8 En Timote JPF vuelve a la carga con la que parece ser más que una obstinación, una obsesión: la contradicción civilización/barbarie. También, sobre el fracaso de una esperanza, sobre la revolución traicionada. Todo JPF se condensa en esta novela. Pero, en profundidad, la gran discusión de fondo que plantea Timote es ahora otra. Discusión que no es menor cuando la derecha exige la pena de muerte. Y no se puede pasar por alto. Fernando Abal Medina, católico como su doppelgänger, reza antes de matar. Es un católico que matará a otro católico. Acá es donde entra, sin vueltas, la cuestión del “No matarás”. Entonces la muerte del asesino Aramburu no es ejecución: es asesinato.

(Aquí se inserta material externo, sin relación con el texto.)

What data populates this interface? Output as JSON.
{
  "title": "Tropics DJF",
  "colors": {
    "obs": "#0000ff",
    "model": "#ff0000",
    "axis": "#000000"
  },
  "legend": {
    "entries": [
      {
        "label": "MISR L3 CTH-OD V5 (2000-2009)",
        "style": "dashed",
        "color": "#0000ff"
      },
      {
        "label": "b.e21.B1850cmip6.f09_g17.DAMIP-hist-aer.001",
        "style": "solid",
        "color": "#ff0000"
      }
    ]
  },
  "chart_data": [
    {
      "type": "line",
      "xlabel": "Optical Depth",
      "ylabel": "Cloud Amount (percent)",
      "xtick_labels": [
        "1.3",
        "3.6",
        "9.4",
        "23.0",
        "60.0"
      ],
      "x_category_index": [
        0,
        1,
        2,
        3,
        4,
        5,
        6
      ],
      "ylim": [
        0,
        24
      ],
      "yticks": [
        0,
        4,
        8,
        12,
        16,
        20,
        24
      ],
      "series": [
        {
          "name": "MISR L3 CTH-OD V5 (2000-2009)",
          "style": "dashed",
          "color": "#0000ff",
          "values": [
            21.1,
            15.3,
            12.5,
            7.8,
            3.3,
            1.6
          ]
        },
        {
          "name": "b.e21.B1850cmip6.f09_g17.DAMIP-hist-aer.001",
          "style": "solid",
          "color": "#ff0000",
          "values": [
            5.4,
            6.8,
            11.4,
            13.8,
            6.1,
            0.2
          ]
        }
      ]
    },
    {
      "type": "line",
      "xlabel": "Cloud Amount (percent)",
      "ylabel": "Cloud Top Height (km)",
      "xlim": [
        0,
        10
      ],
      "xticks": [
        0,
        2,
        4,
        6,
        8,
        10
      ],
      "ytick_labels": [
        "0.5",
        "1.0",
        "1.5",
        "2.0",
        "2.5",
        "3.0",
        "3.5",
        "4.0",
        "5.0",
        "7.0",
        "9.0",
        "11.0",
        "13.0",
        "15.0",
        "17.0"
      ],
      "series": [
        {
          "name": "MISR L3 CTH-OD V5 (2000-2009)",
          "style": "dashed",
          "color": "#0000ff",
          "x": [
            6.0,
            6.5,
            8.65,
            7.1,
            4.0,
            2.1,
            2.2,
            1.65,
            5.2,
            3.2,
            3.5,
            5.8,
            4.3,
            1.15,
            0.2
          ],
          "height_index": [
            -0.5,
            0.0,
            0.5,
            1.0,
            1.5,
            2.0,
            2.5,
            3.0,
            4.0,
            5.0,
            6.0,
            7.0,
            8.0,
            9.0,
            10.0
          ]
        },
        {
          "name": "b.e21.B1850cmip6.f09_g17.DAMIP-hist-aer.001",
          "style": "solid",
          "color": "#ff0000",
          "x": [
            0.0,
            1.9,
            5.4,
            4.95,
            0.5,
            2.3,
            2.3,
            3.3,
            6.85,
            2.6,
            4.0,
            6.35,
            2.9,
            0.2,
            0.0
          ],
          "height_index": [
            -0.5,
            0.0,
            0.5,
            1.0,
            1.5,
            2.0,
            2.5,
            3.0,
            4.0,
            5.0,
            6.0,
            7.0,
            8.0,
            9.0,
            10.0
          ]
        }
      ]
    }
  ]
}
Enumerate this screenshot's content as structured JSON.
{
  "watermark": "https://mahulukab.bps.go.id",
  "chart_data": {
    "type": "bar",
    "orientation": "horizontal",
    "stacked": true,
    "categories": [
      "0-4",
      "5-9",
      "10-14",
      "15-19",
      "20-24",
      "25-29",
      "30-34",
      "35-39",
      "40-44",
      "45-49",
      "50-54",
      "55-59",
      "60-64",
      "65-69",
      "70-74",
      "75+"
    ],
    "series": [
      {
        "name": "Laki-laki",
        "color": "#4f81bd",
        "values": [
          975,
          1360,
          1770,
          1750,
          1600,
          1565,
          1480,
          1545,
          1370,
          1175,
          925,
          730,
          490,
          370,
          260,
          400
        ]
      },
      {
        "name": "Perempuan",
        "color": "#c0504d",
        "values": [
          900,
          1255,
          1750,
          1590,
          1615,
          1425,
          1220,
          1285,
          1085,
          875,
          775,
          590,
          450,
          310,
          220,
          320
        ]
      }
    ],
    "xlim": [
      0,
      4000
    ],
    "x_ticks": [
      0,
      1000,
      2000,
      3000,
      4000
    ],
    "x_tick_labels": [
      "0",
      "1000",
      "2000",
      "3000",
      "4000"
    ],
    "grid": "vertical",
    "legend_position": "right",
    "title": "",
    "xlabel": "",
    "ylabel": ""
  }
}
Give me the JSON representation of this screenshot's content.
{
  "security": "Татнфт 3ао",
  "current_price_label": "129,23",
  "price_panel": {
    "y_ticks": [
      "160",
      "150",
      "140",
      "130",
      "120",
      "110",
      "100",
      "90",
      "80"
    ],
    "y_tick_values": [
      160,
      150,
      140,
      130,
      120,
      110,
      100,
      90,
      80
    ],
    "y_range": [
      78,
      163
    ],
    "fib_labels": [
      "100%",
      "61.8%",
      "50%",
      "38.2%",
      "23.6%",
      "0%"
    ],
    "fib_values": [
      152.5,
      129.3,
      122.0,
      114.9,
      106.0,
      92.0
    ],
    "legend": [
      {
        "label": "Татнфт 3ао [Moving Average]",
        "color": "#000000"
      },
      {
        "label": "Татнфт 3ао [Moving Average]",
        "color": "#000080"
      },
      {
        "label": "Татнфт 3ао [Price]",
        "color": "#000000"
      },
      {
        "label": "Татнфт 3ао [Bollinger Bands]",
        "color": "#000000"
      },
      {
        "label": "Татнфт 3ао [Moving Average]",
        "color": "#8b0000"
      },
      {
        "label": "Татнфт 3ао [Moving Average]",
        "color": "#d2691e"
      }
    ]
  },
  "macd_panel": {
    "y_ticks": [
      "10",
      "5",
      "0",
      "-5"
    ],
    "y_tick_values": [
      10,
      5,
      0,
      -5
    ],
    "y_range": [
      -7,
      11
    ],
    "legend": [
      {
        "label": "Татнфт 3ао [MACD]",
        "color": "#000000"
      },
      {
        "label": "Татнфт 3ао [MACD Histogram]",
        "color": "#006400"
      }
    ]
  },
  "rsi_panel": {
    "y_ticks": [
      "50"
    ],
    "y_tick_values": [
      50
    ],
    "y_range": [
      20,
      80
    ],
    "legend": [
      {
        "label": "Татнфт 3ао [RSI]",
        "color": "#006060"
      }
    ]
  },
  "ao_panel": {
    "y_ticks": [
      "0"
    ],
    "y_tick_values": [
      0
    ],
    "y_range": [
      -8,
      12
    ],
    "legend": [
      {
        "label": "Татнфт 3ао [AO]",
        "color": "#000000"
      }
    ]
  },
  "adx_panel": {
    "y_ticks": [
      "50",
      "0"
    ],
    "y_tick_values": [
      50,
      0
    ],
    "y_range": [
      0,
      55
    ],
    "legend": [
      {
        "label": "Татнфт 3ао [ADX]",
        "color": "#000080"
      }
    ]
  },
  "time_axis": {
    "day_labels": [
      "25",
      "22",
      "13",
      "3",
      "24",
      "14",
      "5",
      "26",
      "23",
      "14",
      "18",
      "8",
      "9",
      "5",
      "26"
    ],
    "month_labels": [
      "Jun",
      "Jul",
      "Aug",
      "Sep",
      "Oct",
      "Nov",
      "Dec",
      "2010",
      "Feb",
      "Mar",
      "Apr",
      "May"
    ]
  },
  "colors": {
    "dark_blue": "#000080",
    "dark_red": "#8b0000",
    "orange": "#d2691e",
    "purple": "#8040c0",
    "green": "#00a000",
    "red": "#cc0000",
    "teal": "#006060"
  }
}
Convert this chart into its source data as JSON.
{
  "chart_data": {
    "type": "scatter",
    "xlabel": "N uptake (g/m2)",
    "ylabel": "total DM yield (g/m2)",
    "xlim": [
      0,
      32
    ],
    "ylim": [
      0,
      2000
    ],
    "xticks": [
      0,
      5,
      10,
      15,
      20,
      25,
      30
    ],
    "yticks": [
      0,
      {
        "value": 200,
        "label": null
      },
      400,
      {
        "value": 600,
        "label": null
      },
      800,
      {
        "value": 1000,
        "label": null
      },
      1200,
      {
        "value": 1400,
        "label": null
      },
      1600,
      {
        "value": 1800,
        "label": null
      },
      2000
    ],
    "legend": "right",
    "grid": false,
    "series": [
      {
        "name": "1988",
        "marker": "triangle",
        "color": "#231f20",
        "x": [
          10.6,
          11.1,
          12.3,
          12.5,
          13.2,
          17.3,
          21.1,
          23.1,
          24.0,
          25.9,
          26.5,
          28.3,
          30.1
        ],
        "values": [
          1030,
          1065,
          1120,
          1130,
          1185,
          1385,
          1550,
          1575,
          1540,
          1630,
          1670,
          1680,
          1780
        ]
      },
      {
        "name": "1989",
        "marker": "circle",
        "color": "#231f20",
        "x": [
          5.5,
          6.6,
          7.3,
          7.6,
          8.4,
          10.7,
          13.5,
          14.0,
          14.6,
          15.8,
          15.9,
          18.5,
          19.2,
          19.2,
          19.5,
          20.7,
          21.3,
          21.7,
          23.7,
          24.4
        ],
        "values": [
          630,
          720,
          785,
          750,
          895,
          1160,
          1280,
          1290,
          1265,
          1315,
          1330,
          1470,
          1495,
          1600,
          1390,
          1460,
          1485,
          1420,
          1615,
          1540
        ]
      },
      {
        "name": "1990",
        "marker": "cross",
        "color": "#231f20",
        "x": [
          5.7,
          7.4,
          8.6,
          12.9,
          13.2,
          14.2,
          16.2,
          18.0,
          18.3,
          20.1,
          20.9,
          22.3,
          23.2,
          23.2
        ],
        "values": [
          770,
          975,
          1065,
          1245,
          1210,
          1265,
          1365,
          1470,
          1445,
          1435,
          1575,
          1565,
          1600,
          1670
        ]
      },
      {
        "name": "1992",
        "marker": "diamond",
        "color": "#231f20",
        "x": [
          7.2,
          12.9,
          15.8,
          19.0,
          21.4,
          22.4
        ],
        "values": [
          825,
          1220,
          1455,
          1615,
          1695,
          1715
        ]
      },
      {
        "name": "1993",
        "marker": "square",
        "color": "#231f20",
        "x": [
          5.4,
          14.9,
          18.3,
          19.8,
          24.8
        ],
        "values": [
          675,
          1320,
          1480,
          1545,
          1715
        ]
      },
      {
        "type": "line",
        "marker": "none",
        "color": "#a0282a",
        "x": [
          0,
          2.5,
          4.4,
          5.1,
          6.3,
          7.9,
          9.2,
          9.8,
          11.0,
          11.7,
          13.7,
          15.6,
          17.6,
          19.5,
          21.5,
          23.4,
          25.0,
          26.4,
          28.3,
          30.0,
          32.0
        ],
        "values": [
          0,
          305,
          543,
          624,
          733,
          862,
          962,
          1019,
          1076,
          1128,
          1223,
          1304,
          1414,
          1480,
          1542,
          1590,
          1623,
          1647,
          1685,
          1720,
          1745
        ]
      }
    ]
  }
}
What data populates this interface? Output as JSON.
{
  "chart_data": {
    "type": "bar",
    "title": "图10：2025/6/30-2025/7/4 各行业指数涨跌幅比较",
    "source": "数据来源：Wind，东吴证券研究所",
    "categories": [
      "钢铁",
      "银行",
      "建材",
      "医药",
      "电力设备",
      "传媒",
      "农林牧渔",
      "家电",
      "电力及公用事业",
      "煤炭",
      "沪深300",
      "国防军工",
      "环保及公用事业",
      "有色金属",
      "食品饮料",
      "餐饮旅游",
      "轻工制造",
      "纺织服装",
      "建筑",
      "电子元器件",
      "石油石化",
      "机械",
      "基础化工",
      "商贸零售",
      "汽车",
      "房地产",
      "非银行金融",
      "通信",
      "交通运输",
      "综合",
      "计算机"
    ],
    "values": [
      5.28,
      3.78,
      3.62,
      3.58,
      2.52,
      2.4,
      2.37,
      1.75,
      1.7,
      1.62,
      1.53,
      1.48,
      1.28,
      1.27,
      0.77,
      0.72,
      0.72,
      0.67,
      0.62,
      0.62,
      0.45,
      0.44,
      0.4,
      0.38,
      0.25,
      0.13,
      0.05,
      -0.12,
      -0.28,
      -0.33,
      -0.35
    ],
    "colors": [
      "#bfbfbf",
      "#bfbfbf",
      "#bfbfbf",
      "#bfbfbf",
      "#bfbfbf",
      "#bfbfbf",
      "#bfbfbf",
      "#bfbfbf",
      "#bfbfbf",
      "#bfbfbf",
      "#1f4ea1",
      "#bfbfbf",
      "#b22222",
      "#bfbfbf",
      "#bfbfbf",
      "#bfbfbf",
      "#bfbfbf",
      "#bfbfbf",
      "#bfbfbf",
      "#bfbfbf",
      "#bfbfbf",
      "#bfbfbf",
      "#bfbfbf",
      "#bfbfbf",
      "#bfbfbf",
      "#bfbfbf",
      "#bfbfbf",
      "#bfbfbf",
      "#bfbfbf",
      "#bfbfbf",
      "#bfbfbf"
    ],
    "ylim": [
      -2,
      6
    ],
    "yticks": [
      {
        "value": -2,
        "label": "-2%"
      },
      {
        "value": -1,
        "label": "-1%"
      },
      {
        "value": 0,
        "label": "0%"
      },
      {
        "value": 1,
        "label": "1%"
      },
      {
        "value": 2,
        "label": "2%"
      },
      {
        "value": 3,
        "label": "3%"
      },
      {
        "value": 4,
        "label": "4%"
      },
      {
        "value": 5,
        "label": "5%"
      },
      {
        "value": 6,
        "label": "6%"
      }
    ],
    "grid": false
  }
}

Insistiré, para cerrar, con una cita de Del Barco: “Ningún justificativo nos vuelve inocentes. No hay ‘causas’ ni ‘ideales’ que sirvan para eximirnos de culpa. Se trata, por lo tanto, de asumir ese acto esencialmente irredimible, la responsabilidad inaudita de haber causado intencionalmente la muerte de un ser humano. Responsabilidad ante los seres queridos, responsabilidad ante los otros hombres, responsabilidad sin sentido y sin concepto ante lo que titubeantes podríamos llamar ‘absolutamente otro’. Más allá de todo y de todos, incluso hasta de un posible dios, hay el no matarás. (Lo subrayo, Del Barco escribe dios con minúscula.) Frente a una sociedad que asesina a millones de seres humanos mediante guerras, genocidios, hambrunas, enfermedades y toda clase de suplicios, en el fondo de cada uno se oye débil e imperioso el no matarás”.
Si coincidimos con Del Barco, entonces Timote de JPF legitima tanto arrepentirse como renegar de la pasada simpatía por la guerrilla de una generación. Pero no exime una autocrítica. Este libro, Timote, lo es.